The thing is…I kinda like it. Let me be clearer. I don’t like it, the it being the perfume itself, although technically it’s reasonably well-executed. I like that you’re wearing it. That I get to smell this stupid, ludicrous thing. That it makes me think and critique and question my assumptions and my prejudices. Then there’s the pure sensation of it. Because, like it or not, it does work. It’s like being in a club, and it’s late, and you’re loose and sweaty, and some dopey Katy Perry song comes on, and it’s PERFECT. 

Sometimes, just sometimes, any music is better than no music at all. To paraphrase the tremendous Simon Doonan, bad taste is like a dash of paprika. Every needs at least a little. And who knows, maybe some day you’ll graduate to something really great. You might stumble upon a bottle of 100% Love or even a classic something from Chanel. I’m a firm believer in gateway drugs.

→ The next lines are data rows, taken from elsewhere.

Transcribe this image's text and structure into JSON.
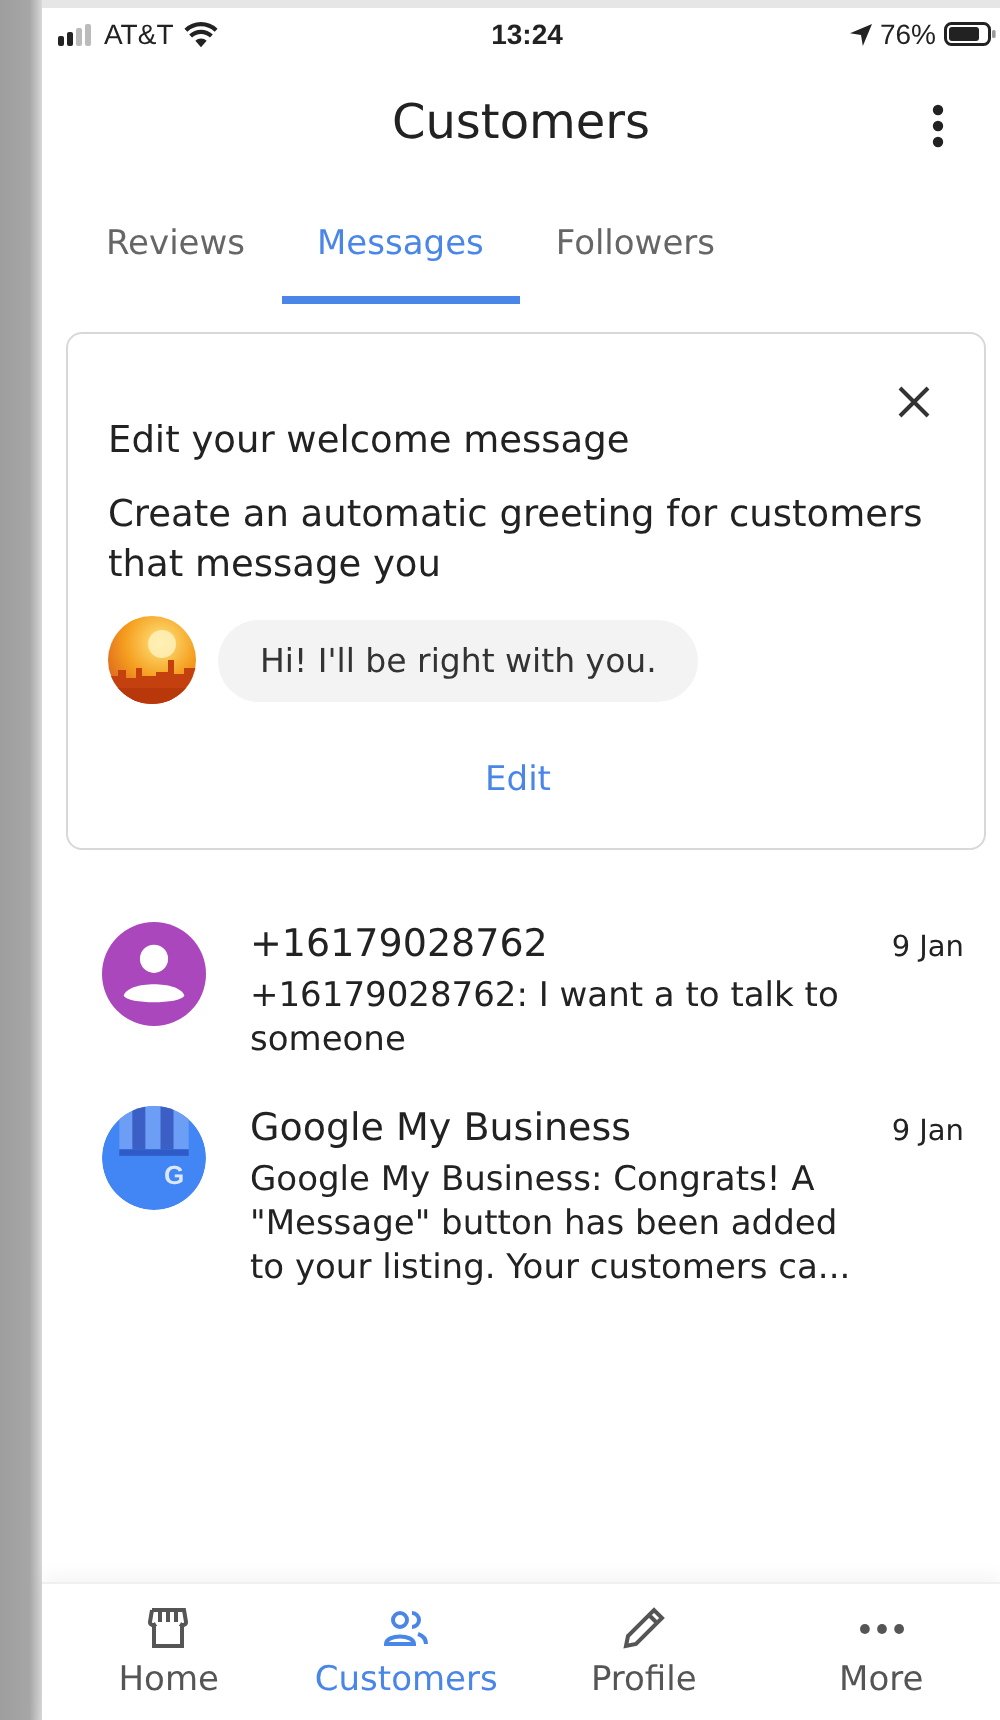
{
  "status_bar": {
    "carrier": "AT&T",
    "time": "13:24",
    "battery": "76%"
  },
  "header": {
    "title": "Customers"
  },
  "tabs": [
    {
      "label": "Reviews",
      "selected": false
    },
    {
      "label": "Messages",
      "selected": true
    },
    {
      "label": "Followers",
      "selected": false
    }
  ],
  "welcome_card": {
    "title": "Edit your welcome message",
    "description": "Create an automatic greeting for customers that message you",
    "greeting": "Hi! I'll be right with you.",
    "action": "Edit"
  },
  "messages": [
    {
      "kind": "person",
      "sender": "+16179028762",
      "date": "9 Jan",
      "preview": "+16179028762: I want a to talk to someone"
    },
    {
      "kind": "store",
      "avatar_letter": "G",
      "sender": "Google My Business",
      "date": "9 Jan",
      "preview": "Google My Business: Congrats! A \"Message\" button has been added to your listing. Your customers ca..."
    }
  ],
  "bottom_nav": [
    {
      "kind": "home",
      "label": "Home",
      "selected": false
    },
    {
      "kind": "customers",
      "label": "Customers",
      "selected": true
    },
    {
      "kind": "profile",
      "label": "Profile",
      "selected": false
    },
    {
      "kind": "more",
      "label": "More",
      "selected": false
    }
  ]
}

Here’s my only piece of advice: buck the dang system. Don’t just shop at Sephora or Nordstrom or Macys. Give my friends a call at Scent Bar at let them send you a few samples of something truly surprising and beautiful. You’re not going to find unless you dig. Patience is key. Wear it a few times. Be critical. Don’t listen to anyone’s advice. Trust your gut. Put the stuff through its paces. Make sure it holds up and smells good right up to the dry down. Make those perfumers and sales associates work for your business. After all, you’re going to live in this stuff. Settle for nothing less than swoony.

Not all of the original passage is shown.